Comment mettre fin à une succession interminable?

Comment mettre fin à une succession interminable?

Par Didier Bert

Crédit photo: iStock

«Ma mère est décédée il y a plus de 14 ans. Elle possédait un multiplex qu’elle a légué à ses cinq enfants par testament, dont deux habitent encore l’immeuble. La succession n’est pas encore réglée. Est-ce normal? Et le profit intégral ou de chacune des parts de la vente de l’immeuble sera-t-il considéré comme un gain en capital?»

― Lise Gallant

Voici la réponse de Me Éric Lavoie, notaire chez Novallier.

«Quatorze ans, c’est quand même long pour régler une succession. On n’est pas obligé d’attendre de vendre les biens pour clore celle-ci. Dans le processus de règlement, le liquidateur récupère les actifs, comme l’argent et les immeubles, il paye les dettes, produit les rapports d’impôt, fait l’inventaire des biens de la succession et rend compte de sa gestion aux héritiers.

«Quand il y a un immeuble à revenus dans la succession, le liquidateur le gère en s’assurant que les locataires ont un bail. Il paye les frais, produit les impôts pour l’année du décès ainsi que les années suivantes si la succession dure plus d’un an. Le liquidateur doit ensuite remettre une copie de l’inventaire à l’ensemble des héritiers: c’est une obligation légale. Il complète les formulaires prescrits pour obtenir un certificat de décharge au gouvernement fédéral et un permis de distribution des biens au gouvernement provincial afin de pouvoir remettre les biens aux héritiers.

«Une fois les documents fiscaux reçus, le liquidateur peut alors dresser la reddition de compte, qui est le compte-rendu définitif, indiquant ce qu’il a payé et ce qu’il a encaissé pour la succession. Il informe les héritiers de ce que le liquidateur a fait. Si tous les héritiers sont satisfaits du travail du liquidateur, ils lui signent une quittance le libérant de son rôle. Le liquidateur peut alors distribuer les biens. Les héritiers deviennent alors copropriétaires de l’immeuble à revenus. La succession est close. À ce moment, les copropriétaires peuvent décider de vendre l’immeuble. Le montant du gain en capital à payer dépend de la valeur que l’immeuble a pris depuis le décès.

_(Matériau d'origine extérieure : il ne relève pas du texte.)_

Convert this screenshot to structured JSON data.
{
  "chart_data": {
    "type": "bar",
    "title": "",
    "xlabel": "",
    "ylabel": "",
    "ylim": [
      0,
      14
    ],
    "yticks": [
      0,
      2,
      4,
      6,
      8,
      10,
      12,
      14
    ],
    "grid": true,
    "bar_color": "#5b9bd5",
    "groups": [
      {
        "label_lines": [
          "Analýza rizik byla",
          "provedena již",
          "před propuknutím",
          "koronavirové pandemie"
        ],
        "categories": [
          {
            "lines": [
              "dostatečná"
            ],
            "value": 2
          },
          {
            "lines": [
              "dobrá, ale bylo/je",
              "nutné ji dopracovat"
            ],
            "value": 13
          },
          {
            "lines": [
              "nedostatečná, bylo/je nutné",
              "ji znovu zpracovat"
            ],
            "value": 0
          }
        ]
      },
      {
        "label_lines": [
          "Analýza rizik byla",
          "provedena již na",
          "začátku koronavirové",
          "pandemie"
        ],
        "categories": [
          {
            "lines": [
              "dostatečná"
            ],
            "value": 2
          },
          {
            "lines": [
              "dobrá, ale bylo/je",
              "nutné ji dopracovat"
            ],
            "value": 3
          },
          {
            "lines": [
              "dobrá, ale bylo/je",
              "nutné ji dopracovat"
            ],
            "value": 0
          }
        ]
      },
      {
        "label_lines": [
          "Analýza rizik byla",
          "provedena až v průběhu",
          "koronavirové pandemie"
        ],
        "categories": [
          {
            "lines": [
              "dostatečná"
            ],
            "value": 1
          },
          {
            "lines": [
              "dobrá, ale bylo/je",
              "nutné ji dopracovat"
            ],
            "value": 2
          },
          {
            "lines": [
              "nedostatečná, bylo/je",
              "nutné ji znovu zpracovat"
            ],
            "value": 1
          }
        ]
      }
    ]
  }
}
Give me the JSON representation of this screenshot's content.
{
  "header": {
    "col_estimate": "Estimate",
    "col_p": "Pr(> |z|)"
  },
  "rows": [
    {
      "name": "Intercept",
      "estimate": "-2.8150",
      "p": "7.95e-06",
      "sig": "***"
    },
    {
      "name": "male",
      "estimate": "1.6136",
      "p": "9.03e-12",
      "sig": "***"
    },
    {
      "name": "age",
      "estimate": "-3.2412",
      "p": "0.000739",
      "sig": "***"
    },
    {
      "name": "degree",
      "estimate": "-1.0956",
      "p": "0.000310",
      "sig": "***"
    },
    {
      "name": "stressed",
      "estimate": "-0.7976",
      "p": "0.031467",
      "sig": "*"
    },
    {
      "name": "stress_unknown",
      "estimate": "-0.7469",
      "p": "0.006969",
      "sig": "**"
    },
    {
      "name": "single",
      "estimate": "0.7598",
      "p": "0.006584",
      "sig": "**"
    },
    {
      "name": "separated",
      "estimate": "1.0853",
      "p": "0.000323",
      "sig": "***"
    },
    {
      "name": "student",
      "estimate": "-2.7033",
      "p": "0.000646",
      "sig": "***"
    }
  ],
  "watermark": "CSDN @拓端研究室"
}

«Puisque la succession a commencé il y a 14 ans, il faudrait vérifier comment les rapports d’impôts ont été faits. Les revenus locatifs ont-ils été imposés par la succession? Cela revient à se demander qui reçoit les revenus de l’immeuble: la succession ou les héritiers? Si effectivement, la succession n’est pas réglée, on peut se demander si le liquidateur a fait son travail. Fiscalement, il y a une conséquence: durant les trois premières années après le décès, une succession est imposée au taux progressif, comme un particulier. Après 36 mois, c’est le taux marginal d’imposition qui s’applique, ce qui peut conduire à être taxé à un taux de 53,31%.

«Un héritier peut contacter un avocat pour s’adresser à la Cour supérieure du Québec afin de l’autoriser à vendre sa part. En effet, le Code civil du Québec précise que personne ne peut être contraint de rester en indivision. Si les héritiers deviennent copropriétaires en indivision de l’immeuble, l’un d’eux peut donc demander au tribunal de forcer l’ensemble des copropriétaires à racheter sa part, ou lui permettre de la vendre à quelqu’un d’autre, ou encore d’obliger la vente totale de l’immeuble.

«Un partage successoral pourrait être envisagé pour faire une économie fiscale. Il s’agit d’un acte notarié dans lequel on attribue la part de Madame aux autres héritiers, et en contrepartie, celle-ci obtient davantage d’argent, mais à condition qu’il y ait de l’argent dans la succession en plus de l’immeuble. Cela évite une vente entre héritiers, qui donnerait lieu au paiement d’un droit de mutation, c’est-à-dire une taxe.»